For Immediate Release
January 6, 2014
Statement from IEA President Penni Cyr: Reaction to State of the State Address
Boise, ID—The Idaho Education Association is pleased with the recommitment to public education that Governor Otter emphasized in his State of the State address today, and readily supports the majority of the goals and initiatives that he has outlined. However, the governor has neglected to address the most important factor in student success—professional educators. While highlighting many positive ideas, his proposed budget does not include salary improvements for Idaho teachers.
We commend Governor Otter for convening the bipartisan Task Force on Excellence in Education and for his support of the Task Force recommendations. Increased rigor through the Idaho Core Standards, improved technology in the classroom, local district autonomy and a restoration of operational funding are all crucial components in improving the quality of education in Idaho.
However, Idaho educators are going to be disappointed that Governor Otter has decided to kick the salary can down the road. Countless times over the past few years educators have been promised that when the economy recovered so, too, would their pocketbooks. The governor has missed the mark in not providing tangible recognition for teachers. Like operational funding, teacher salaries were cut or deferred during the economic downturn.

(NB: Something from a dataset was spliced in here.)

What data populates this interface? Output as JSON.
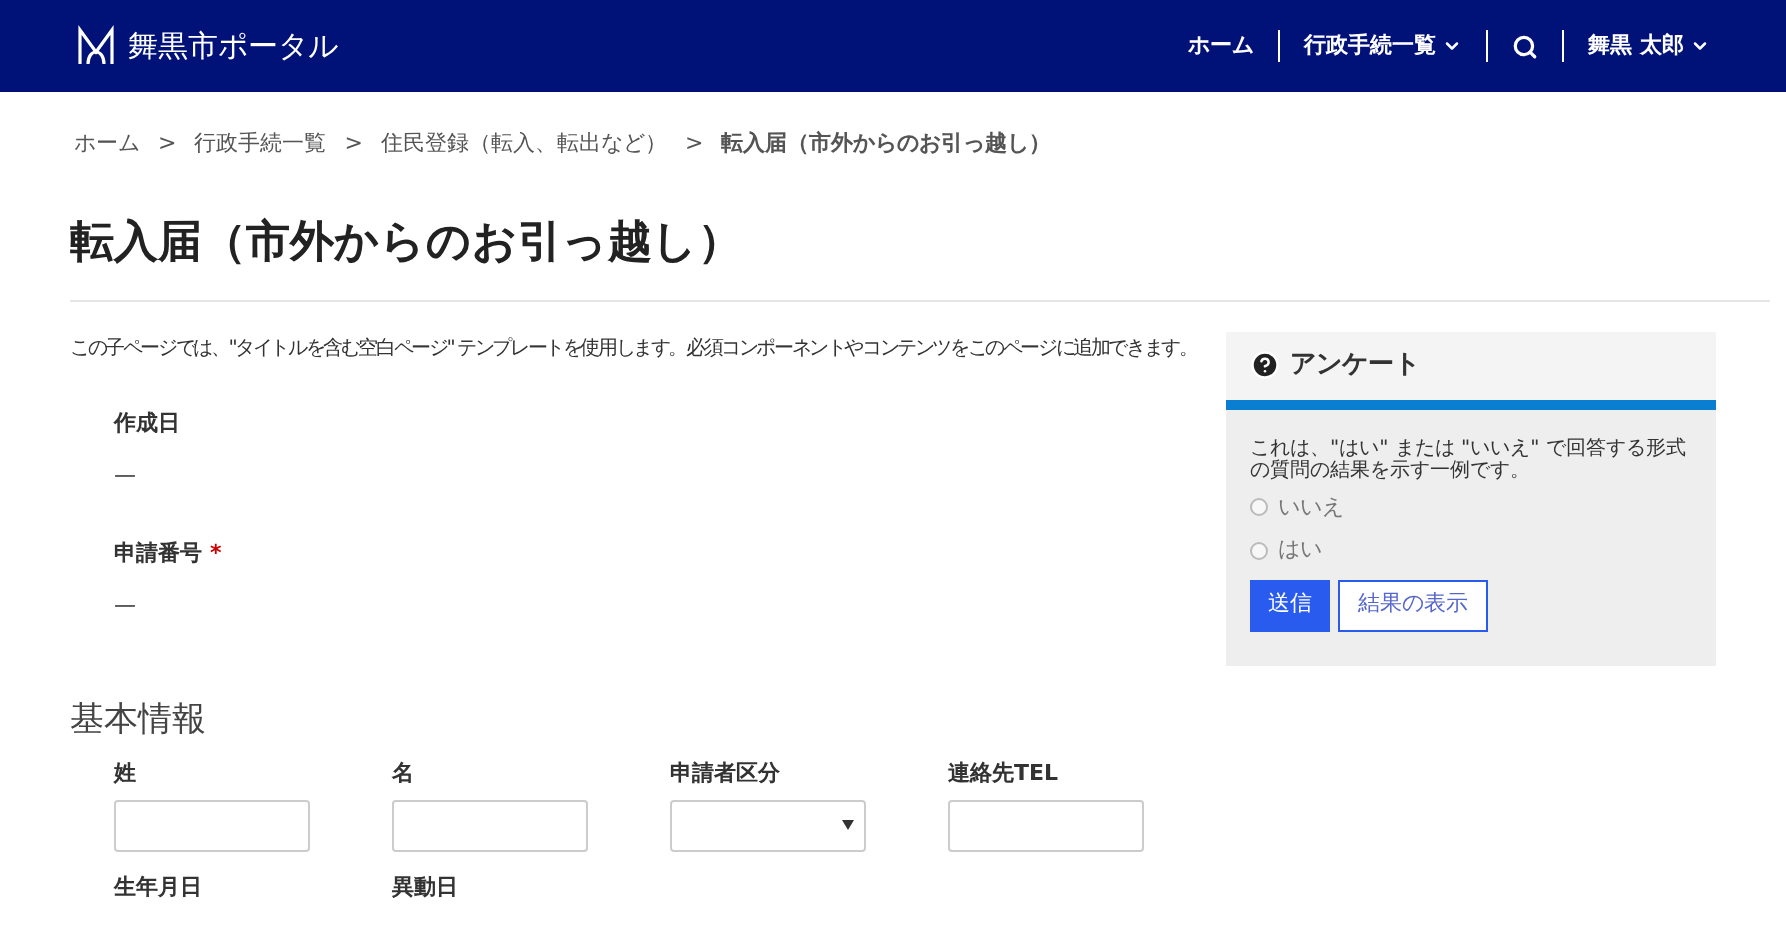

Too many of Idaho’s brightest and best educators have been forced to leave the state or the profession at a time when our state needs to focus on attracting and retaining quality teachers. We have put ourselves at a competitive disadvantage compared to neighboring states, and only through improving education can we ensure a qualified workforce that will drive Idaho’s economic recovery. Facilities and technology are important tools for education, but they are of minimal value without qualified people to use them.
The IEA applauds the growing realization that public education is the key to Idaho’s future prosperity, but education doesn’t happen without quality teachers, and that critical piece of the equation has been overlooked in Governor Otter’s proposed budget.